E daí que nossas férias maravilhosas e perfeitas chegaram ao fim no dia 16 de janeiro.

Com tudo organizado, dei uma ultima passadinha no salão de beleza horas antes do voo, para dar um tapa no visual.

Quando estava voltando para a casa dos meus pais senti uns pingos, seguidos de trovoadas.
Logo pensei: ferrou, vai parar tudo e é melhor a gente correr.

Dito e feito, e tivemos que correr com as bagagens e menino embaixo de uma tormenta medonha.

Da casa dos meus pais ao aeroporto em um trânsito normal nao se leva mais do que 30 minutos, incluindo o tempo para encontrar vaga no estacionamento.

E nesta dia, infelizmente o que ocorreu foi perturbador.
O transito do Rio de Janeiro que já é normalmente complicado, ficou inacreditável.

Estava tudo parado, enchentes, alagamentos, carros quebrados, caminhões, ônibus quebrados, acidentes, assaltantes no meio da pista, um verdadeiro inferno e por um momento eu tive a certeza: já perdi este voo.

Eu sempre fui muito pontual e super organizada.
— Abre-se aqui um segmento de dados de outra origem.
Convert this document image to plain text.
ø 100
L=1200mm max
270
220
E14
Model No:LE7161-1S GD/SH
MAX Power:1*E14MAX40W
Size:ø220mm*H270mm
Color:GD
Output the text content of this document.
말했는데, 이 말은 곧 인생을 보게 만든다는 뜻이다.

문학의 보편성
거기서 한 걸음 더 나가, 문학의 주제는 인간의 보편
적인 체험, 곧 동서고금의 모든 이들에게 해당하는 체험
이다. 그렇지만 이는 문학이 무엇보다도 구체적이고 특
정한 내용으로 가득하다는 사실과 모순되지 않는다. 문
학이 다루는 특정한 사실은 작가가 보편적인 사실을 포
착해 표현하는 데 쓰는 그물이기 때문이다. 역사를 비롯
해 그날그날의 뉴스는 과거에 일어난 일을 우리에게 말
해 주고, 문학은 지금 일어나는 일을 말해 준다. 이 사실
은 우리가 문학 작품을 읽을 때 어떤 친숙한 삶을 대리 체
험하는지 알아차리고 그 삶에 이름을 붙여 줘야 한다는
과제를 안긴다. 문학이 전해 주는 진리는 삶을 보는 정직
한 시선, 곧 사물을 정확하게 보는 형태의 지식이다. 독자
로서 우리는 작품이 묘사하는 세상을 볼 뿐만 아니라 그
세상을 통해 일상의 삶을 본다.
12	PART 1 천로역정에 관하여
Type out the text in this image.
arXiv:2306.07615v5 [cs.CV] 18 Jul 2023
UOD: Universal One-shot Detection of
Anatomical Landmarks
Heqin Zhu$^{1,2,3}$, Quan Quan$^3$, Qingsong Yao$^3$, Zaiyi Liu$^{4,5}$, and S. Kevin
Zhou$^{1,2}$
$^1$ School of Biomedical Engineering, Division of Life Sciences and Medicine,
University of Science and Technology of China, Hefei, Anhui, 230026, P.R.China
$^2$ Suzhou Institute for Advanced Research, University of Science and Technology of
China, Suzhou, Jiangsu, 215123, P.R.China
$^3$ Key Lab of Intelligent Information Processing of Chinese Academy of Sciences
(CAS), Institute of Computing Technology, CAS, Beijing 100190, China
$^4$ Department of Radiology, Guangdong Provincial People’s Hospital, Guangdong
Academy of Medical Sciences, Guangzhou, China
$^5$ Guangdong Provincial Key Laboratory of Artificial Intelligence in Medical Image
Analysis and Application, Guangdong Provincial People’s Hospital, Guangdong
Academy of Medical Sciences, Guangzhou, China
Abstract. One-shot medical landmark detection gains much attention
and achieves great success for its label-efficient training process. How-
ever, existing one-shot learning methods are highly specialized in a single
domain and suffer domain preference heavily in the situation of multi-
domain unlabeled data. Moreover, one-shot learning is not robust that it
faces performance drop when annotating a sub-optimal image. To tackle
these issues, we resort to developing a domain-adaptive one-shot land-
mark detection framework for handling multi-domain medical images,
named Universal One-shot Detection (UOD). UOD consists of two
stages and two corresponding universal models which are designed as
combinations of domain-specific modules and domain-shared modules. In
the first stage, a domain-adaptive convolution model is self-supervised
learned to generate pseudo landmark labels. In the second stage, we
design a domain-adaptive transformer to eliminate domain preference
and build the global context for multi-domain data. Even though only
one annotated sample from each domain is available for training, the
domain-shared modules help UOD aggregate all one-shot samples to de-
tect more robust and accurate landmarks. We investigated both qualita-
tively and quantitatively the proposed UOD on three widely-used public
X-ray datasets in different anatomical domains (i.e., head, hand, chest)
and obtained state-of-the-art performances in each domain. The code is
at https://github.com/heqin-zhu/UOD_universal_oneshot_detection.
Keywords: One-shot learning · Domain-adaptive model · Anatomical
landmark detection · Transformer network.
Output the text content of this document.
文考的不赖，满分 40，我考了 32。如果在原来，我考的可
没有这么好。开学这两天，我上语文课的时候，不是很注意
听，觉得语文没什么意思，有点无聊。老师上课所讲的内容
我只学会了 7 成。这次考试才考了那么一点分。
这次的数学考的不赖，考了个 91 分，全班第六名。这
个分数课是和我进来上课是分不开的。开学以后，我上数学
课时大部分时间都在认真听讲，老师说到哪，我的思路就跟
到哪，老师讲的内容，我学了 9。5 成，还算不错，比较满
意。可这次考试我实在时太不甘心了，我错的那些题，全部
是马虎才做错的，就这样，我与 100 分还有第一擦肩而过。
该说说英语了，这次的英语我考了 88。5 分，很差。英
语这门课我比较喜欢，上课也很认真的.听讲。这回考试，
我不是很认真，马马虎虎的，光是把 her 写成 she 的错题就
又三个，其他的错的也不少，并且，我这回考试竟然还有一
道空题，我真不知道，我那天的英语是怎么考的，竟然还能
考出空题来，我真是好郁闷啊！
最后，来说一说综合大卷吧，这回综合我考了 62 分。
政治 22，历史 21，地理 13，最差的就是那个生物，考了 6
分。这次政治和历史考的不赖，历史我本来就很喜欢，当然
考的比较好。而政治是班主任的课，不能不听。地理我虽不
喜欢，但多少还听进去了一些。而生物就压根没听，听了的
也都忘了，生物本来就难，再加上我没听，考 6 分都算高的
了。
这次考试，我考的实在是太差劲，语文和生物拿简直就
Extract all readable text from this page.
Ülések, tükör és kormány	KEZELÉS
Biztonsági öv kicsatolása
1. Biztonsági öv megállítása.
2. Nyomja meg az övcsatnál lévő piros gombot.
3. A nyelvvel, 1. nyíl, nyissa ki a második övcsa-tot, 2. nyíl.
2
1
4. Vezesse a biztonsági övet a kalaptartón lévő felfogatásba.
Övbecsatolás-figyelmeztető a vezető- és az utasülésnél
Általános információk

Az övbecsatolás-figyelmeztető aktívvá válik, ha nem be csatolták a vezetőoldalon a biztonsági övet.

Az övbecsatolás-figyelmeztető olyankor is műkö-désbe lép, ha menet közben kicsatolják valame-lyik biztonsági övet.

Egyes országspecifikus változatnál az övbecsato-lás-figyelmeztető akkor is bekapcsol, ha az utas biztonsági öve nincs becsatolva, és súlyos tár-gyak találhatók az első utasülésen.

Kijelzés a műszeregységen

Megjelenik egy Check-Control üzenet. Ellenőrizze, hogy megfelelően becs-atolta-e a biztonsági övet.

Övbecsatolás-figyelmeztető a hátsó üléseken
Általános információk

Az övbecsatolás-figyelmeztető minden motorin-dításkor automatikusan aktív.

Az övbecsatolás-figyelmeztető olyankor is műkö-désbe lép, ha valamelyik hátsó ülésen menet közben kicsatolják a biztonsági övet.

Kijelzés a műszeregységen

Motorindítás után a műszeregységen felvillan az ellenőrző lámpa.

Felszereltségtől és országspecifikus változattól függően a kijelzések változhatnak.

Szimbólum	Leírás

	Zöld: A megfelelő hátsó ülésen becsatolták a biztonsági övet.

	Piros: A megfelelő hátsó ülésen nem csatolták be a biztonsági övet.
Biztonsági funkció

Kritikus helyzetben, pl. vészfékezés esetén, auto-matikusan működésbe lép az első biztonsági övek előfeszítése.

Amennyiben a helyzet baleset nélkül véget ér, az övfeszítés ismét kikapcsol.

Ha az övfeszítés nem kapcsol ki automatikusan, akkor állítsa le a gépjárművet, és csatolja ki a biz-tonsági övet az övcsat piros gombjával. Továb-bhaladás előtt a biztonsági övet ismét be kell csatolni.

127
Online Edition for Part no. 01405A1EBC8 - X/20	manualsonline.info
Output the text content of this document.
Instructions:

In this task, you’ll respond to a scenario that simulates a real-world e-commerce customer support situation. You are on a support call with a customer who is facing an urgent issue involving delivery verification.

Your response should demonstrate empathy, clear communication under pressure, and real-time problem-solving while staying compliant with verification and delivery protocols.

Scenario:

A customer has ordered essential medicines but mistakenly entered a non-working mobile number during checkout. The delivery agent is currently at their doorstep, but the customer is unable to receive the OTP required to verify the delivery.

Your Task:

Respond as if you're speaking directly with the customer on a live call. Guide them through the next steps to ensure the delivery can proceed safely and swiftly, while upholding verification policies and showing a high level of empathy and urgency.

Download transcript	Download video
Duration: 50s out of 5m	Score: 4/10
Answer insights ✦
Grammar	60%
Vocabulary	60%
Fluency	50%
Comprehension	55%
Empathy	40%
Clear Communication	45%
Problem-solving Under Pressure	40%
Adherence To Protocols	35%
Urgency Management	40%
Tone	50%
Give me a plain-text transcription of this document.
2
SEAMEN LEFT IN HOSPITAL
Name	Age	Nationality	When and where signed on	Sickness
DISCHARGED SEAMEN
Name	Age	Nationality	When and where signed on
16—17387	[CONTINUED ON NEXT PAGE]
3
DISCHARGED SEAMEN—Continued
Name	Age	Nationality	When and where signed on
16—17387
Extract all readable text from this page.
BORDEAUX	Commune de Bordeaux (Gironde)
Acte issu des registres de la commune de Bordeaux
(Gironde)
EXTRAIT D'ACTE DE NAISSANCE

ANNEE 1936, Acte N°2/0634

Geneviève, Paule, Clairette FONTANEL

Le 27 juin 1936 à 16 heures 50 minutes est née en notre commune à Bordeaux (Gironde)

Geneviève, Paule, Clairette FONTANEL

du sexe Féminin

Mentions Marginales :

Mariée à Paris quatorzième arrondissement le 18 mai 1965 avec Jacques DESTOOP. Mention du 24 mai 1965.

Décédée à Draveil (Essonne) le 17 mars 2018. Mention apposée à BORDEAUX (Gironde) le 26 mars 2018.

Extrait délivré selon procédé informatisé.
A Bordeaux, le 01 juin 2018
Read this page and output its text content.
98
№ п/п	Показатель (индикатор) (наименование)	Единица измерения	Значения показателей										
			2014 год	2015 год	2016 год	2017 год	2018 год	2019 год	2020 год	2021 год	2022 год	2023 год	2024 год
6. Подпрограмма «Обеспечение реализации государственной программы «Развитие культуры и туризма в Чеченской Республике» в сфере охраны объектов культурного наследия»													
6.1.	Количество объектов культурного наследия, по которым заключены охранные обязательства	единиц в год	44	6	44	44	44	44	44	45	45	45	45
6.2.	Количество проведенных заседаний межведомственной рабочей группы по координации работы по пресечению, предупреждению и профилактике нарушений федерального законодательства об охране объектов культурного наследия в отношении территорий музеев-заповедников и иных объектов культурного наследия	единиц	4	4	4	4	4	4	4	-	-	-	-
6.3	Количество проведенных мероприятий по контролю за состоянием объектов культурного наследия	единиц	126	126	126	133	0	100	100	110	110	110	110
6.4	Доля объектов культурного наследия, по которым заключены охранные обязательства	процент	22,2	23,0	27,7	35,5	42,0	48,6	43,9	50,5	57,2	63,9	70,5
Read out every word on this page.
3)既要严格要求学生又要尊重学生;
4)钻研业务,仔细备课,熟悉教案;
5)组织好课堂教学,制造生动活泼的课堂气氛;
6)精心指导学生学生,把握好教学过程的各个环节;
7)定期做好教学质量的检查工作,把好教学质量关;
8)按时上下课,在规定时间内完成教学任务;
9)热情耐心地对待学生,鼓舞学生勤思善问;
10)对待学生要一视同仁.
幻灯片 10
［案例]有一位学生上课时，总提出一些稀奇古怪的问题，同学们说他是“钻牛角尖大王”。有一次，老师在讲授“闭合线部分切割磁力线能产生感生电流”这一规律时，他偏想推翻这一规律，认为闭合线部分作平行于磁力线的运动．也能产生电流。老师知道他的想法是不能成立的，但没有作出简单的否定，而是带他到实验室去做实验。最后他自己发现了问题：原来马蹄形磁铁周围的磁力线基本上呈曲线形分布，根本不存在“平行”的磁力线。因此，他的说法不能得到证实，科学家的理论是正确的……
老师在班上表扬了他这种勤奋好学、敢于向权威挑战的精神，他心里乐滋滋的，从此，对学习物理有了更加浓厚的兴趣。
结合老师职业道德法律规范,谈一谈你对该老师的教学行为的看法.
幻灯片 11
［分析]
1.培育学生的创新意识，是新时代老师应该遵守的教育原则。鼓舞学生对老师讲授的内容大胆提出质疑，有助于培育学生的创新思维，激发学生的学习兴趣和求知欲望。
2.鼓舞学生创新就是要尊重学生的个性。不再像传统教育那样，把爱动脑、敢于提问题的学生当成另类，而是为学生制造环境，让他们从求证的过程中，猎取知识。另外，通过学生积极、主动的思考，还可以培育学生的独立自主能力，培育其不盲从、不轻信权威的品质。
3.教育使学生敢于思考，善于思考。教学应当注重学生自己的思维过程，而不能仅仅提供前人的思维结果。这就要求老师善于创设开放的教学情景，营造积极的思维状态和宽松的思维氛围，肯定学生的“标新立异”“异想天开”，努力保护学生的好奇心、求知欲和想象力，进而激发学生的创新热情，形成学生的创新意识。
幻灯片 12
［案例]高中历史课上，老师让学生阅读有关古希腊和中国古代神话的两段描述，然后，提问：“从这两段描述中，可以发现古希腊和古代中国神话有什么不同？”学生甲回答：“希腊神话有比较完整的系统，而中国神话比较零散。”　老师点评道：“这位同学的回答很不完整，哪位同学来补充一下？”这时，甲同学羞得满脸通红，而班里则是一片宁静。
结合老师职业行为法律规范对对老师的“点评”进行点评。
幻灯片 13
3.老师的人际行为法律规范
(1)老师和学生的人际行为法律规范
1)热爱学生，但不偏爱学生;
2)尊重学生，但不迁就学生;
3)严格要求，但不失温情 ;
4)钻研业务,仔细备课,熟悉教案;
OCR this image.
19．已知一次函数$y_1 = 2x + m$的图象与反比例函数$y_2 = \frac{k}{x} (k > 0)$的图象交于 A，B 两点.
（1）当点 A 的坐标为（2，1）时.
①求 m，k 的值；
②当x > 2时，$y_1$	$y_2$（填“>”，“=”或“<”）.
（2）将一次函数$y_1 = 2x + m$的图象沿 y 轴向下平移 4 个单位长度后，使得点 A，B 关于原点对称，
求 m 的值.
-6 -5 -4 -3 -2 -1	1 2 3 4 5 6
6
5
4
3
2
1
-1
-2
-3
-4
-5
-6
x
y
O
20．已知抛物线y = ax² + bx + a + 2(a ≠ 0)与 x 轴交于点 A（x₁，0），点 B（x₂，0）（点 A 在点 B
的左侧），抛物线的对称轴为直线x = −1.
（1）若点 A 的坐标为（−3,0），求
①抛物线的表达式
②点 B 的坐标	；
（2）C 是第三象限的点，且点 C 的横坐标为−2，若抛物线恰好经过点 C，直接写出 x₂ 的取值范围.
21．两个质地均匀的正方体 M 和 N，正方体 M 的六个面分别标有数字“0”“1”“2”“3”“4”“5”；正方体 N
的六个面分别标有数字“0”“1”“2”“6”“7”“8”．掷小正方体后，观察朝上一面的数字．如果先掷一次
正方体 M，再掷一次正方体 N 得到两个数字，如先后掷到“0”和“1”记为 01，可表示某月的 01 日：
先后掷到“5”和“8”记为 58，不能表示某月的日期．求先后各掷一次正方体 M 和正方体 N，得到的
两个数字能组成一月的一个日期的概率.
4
Eu nunca perdi um voo, nunca me atrasei.
Eu já passei altos perrengues para que isso nunca pudesse acontecer, mas desta vez a culpa nao foi minha.

Sei que quando entrei no aeroporto já tinha esta certeza.
Tentei e nao consegui, o check in já estava fechado e nao havia mais nada a se fazer.

Fui ao balcão da companhia aerea ver o que poderia fazer a respeito e fui mal tratada.
O atendente inclusive foi muito arrogante ao me propor pagar a bagatela de 10.000,00 (SIM, dez mil reais) para voar no dia seguinte. Me disse que meus bilhetes eram promocionais, e nao me dariam o direito de remarcar o trecho perdido.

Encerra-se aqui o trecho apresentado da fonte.